She was just 18, and she was the first woman who simulated an orgasm in cinema. Hedy Lamarr could have stopped her career soon after she appeared in the film Ecstasy (Machaty, 1933), but she didn’t. The feature contains nudity. What a bold woman! Beautiful and enigmatic face. But she wanted more than a quick and fake pleasure. She wanted to be recognised as a clever woman. So she devised a secret communication system to help the Allies to beat the Nazis. Bombshell: The Hedy Lamarr Story is a historical doc that inspires us not to be defined by the labels that other people stick on us without asking.
After the success of her debut film, she realised it would be hard to continue living in Austria.

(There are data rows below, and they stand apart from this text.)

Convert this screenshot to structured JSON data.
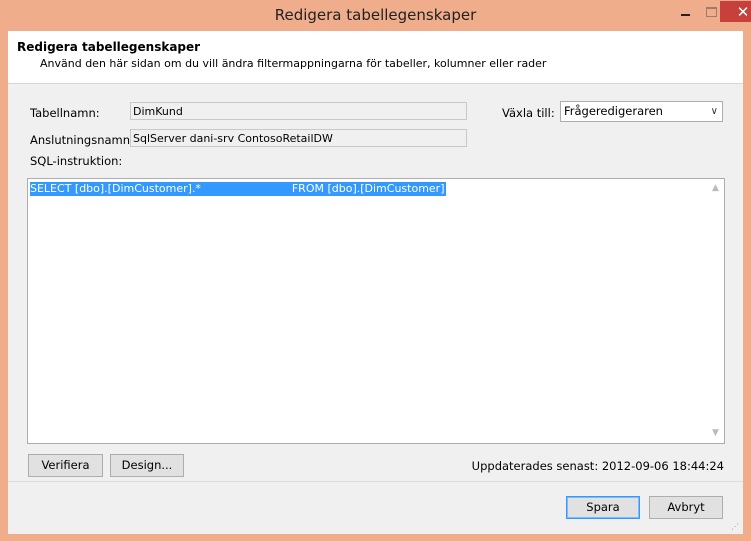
{
  "window": {
    "title": "Redigera tabellegenskaper",
    "close_glyph": "✕"
  },
  "header": {
    "title": "Redigera tabellegenskaper",
    "description": "Använd den här sidan om du vill ändra filtermappningarna för tabeller, kolumner eller rader"
  },
  "form": {
    "table_name_label": "Tabellnamn:",
    "table_name_value": "DimKund",
    "connection_label": "Anslutningsnamn:",
    "connection_value": "SqlServer dani-srv ContosoRetailDW",
    "switch_label": "Växla till:",
    "switch_value": "Frågeredigeraren",
    "sql_label": "SQL-instruktion:",
    "sql_text": "SELECT [dbo].[DimCustomer].*                          FROM [dbo].[DimCustomer]"
  },
  "actions": {
    "verify": "Verifiera",
    "design": "Design...",
    "updated": "Uppdaterades senast: 2012-09-06 18:44:24"
  },
  "footer": {
    "save": "Spara",
    "cancel": "Avbryt"
  },
  "icons": {
    "scroll_up": "▲",
    "scroll_down": "▼",
    "chevron": "∨",
    "grip": "⋰"
  }
}
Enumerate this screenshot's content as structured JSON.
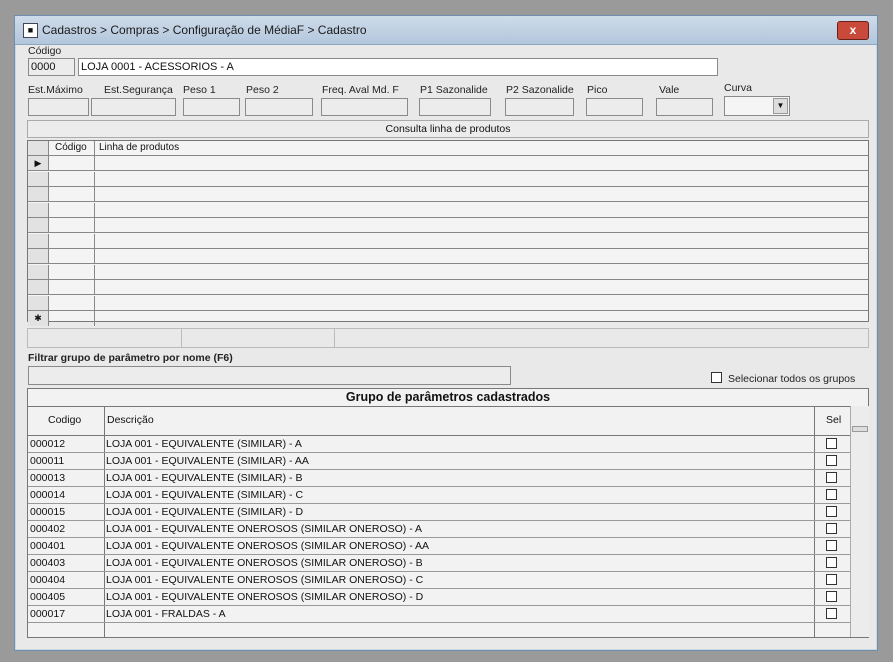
{
  "window": {
    "title": "Cadastros > Compras > Configuração de MédiaF > Cadastro",
    "close_glyph": "x"
  },
  "form": {
    "codigo_label": "Código",
    "codigo_value": "0000",
    "descricao_value": "LOJA 0001 - ACESSORIOS - A",
    "labels": {
      "est_maximo": "Est.Máximo",
      "est_seguranca": "Est.Segurança",
      "peso1": "Peso 1",
      "peso2": "Peso 2",
      "freq_aval": "Freq. Aval Md. F",
      "p1_sazonalide": "P1 Sazonalide",
      "p2_sazonalide": "P2 Sazonalide",
      "pico": "Pico",
      "vale": "Vale",
      "curva": "Curva"
    }
  },
  "linha_produtos": {
    "header": "Consulta linha de produtos",
    "columns": [
      "Código",
      "Linha de produtos"
    ],
    "row_count": 10
  },
  "filtro": {
    "label": "Filtrar grupo de parâmetro por nome (F6)",
    "value": "",
    "select_all_label": "Selecionar todos os grupos"
  },
  "grupos": {
    "title": "Grupo de parâmetros cadastrados",
    "columns": {
      "codigo": "Codigo",
      "descricao": "Descrição",
      "sel": "Sel"
    },
    "rows": [
      {
        "codigo": "000012",
        "descricao": "LOJA 001 - EQUIVALENTE (SIMILAR) - A"
      },
      {
        "codigo": "000011",
        "descricao": "LOJA 001 - EQUIVALENTE (SIMILAR) - AA"
      },
      {
        "codigo": "000013",
        "descricao": "LOJA 001 - EQUIVALENTE (SIMILAR) - B"
      },
      {
        "codigo": "000014",
        "descricao": "LOJA 001 - EQUIVALENTE (SIMILAR) - C"
      },
      {
        "codigo": "000015",
        "descricao": "LOJA 001 - EQUIVALENTE (SIMILAR) - D"
      },
      {
        "codigo": "000402",
        "descricao": "LOJA 001 - EQUIVALENTE ONEROSOS (SIMILAR ONEROSO) - A"
      },
      {
        "codigo": "000401",
        "descricao": "LOJA 001 - EQUIVALENTE ONEROSOS (SIMILAR ONEROSO) - AA"
      },
      {
        "codigo": "000403",
        "descricao": "LOJA 001 - EQUIVALENTE ONEROSOS (SIMILAR ONEROSO) - B"
      },
      {
        "codigo": "000404",
        "descricao": "LOJA 001 - EQUIVALENTE ONEROSOS (SIMILAR ONEROSO) - C"
      },
      {
        "codigo": "000405",
        "descricao": "LOJA 001 - EQUIVALENTE ONEROSOS (SIMILAR ONEROSO) - D"
      },
      {
        "codigo": "000017",
        "descricao": "LOJA 001 - FRALDAS - A"
      }
    ]
  }
}
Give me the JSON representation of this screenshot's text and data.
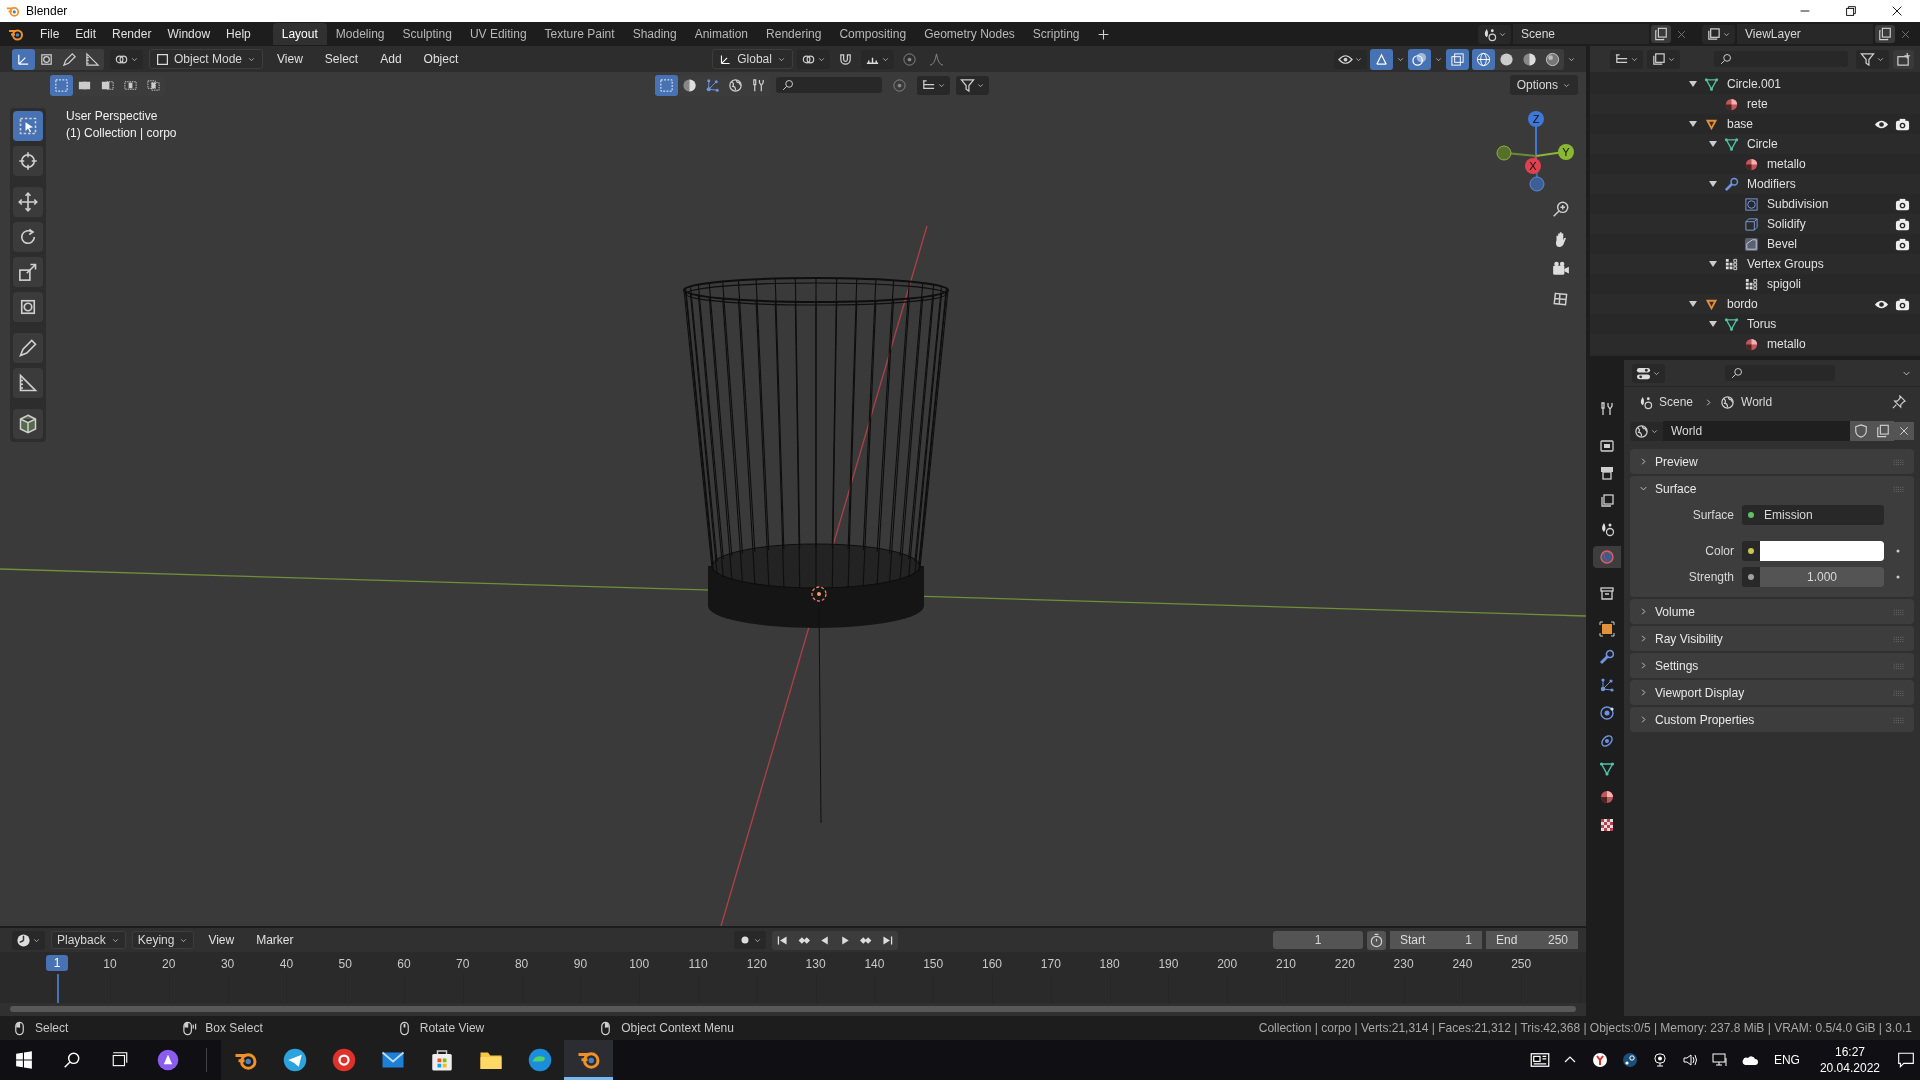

In 1937, she transferred to London and found an American film agent who took her to Hollywood. There the US press allowed her to be beautiful. In the US, she lived a tough life. She was a slave to her looks. She had six husbands and an adopted son who she abandoned years later. Her dalliances included Howard Hughes and John F. Kennedy. Hughes shared with her a love for science but according to her he was the worst lover she has ever had. Hughes represented all she could get in life. She had the benefit of beauty, she attracted wealthy and remarkable men but she would have to conceal that she was intelligent too.
Bombshell: The Hedy Lamarr Story is based on the tapes of an interview Lamarr gave to Forbes 25 years ago. The Austrian Jewish émigré revealed how she became a Hollywood tragedy. By the age of 75, she had to cope with the consequences of several blotched plastic surgeries. She was retired and reclusive. She declared: “Any girl can be glamorous; all you have to do is stand still and look stupid”.
Struggling hard to escape the Hollywood label, Hedy invented a system of communication which became a constituent part of wi-fi, Bluetooth and GPS technologies. She thought that the only possible way the Allies could send messages without been intercepted by the Germans was if they changed radio frequencies multiple times. Hedy worked with a pianist that helped her to build a box to communicate. Lamarr gave her patent to the US Navy, received no credit for her invention and lived in poverty in her final years.
The film was produced by Susan Sarandon. Her signature guarantees that the documentary dodges narrow definitions of women. It is never boring and it is in search for extraordinary role models. Sarandon explains that “growing old is not for sissies”. Lamarr is the perfect example of how destructive ageism and strict beauty requirements can be. Her pictures as an old woman are quite terrifying. In fact, she lost the traces she once had. When she was young she was the model for Disney Snow White. At 75, Lamarr looked like the Queen of Evil, instead, as she longed for the long-lost youth and looks.
Bombshell: The Hedy Lamarr Story showed is at Tribeca Film Festival in April, when this piece was originally written. It is out in cinemas on Friday, March 9th 2018.